From LizOpp, back on the blog:
I have come to believe that I live my life not in a straight line from birth to death but in a series of small and large circles: from birth to learning; from growth to forgetting; from remembering to prideful living; from brokenness to humility; from deep love and connection to separateness; from despair to faithfulness.
I too have felt circles coming back around. Liz attended last weekend’s workshop, the first multi-day retreat I’ve led since… check notes… 2014, when R. Scot Miller got me to Kalamazoo, Michigan, for Green Pastures Quarterly Meeting. Last year I finally stopped my meeting wandering and have settled down at Cropwell Meeting, where I get to be involved in all the silly, lightweight dramas that occur whenever a group of people come together.
There, I’ve felt my spoken ministry return. I was shocked a few months ago when I stood and was given words that started with reflecting of the sounds of the leaves blowing against the outside walls, referenced an attender who had just been sweeping them, circled to the history of the people who have gathered within those walls and maintained the building for worship, moved sideways into a gentle lesson on ministry in the quietist tradition, pulled it back to Jesus’s words in the Sermon on the Mount, and then tied it up in a bow with prayers of thanks to our faithful ancestors and to those today who continue to sweep away the ever-returned leaves. Readers, let me assure you I don’t think I’ve ever given such coherent, balanced ministry and I’m not sure where it came from. But faithfulness is key.

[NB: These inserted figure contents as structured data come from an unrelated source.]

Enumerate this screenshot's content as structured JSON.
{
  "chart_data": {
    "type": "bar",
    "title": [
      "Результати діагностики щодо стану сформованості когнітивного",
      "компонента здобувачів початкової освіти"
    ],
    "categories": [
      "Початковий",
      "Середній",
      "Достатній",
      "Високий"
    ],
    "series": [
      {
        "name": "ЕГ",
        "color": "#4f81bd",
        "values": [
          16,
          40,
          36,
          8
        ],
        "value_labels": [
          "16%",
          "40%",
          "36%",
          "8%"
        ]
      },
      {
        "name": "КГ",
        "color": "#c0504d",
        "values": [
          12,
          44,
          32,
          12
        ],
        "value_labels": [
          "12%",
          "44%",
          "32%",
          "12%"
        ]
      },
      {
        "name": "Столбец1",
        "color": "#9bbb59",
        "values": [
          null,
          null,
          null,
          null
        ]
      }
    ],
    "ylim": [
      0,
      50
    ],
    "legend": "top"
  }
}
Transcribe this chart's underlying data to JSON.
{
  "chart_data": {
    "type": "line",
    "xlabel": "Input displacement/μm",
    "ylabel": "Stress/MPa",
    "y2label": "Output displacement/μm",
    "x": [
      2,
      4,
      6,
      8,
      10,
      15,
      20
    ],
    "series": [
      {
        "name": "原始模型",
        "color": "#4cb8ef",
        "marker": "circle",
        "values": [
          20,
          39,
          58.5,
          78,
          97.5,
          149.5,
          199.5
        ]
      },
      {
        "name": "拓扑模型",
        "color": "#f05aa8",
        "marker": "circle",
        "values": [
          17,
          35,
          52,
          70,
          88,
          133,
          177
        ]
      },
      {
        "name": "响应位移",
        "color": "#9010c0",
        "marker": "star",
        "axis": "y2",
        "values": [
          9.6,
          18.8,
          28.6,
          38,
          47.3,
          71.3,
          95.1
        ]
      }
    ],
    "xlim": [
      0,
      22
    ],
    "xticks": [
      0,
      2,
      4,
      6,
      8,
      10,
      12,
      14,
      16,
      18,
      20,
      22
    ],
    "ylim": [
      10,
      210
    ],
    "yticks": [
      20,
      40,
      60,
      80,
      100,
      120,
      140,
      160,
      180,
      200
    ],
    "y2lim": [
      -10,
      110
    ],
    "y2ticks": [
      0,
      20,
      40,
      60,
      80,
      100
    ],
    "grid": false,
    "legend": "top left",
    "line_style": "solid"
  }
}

I’ve also felt the nudge to bring back some identifiable plain dress. For years I’ve tended toward what I used to call “Sears plain“1 and during the work-from-home life I’m sometimes lucky if I get through the day without still wearing my pajamas. Over the last few weeks I’ve been adding suspenders to my regular clothes. Of course I’ve gone through all the old familiar self-questioning: Am I doing this to stand out? Am I trying to puff myself up? Is this what faithfulness leads me? But these questions are part of the process and a tug toward plainness often precedes outward ministry; in his study Quaker Journals, Howard Brinton noted that future ministers often recorded inward nudges in their teen years and became plainer in dress to the ridicule of their peers. I’m not a teen and I doubt anyone is going to make fun of me (at least to my face) but I do feel a certain seriousness of intent come over me when I overcome my natural desire for social anonymity and put the suspenders on.